Sensitivity analysis for random measurement error using regression calibration and simulation-extrapolation.

Sensitivity analysis for measurement error can be applied in the absence of validation data by means of regression calibration and simulation-extrapolation. These have not been compared for this purpose. A simulation study was conducted comparing the performance of regression calibration and simulation-extrapolation in a multivariable model. The performance of the two methods was evaluated in terms of bias, mean squared error (MSE) and confidence interval coverage, for ranging reliability of the error-prone measurement (0.2-0.9), sample size (125-1,000), number of replicates (2-10), and R-squared (0.03-0.75).

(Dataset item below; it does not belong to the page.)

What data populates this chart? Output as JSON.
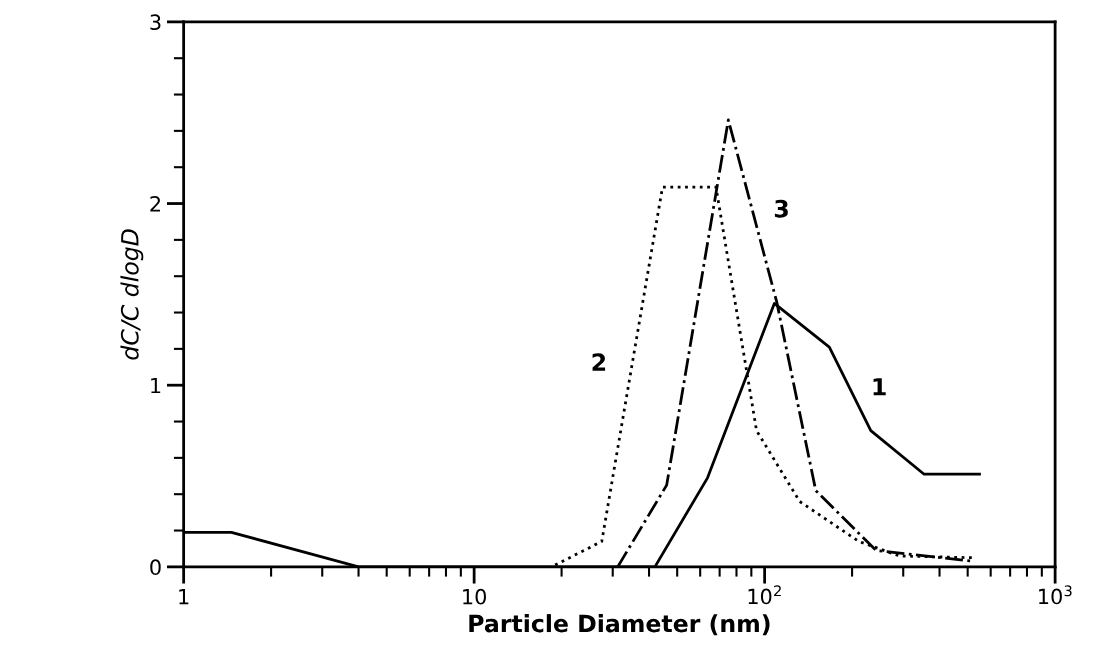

It was assumed that no validation data were available about the error-free measures, while measurement error variance was correctly estimated. In various scenarios, regression calibration was unbiased while simulation-extrapolation was biased: median bias was 1.4% (interquartile range (IQR): 0.8;2%), and -12.8% (IQR: -13.2;-11.0%), respectively. A small gain in efficiency was observed for simulation-extrapolation (median MSE: 0.005, IQR: 0.004;0.006) versus regression calibration (median MSE: 0.006, IQR: 0.004;0.007). Confidence interval coverage was at the nominal level of 95% for regression calibration, and smaller than 95% for simulation-extrapolation (median coverage: 92%, IQR: 85;94%). In the absence of validation data, the use of regression calibration is recommended for sensitivity analysis for measurement error.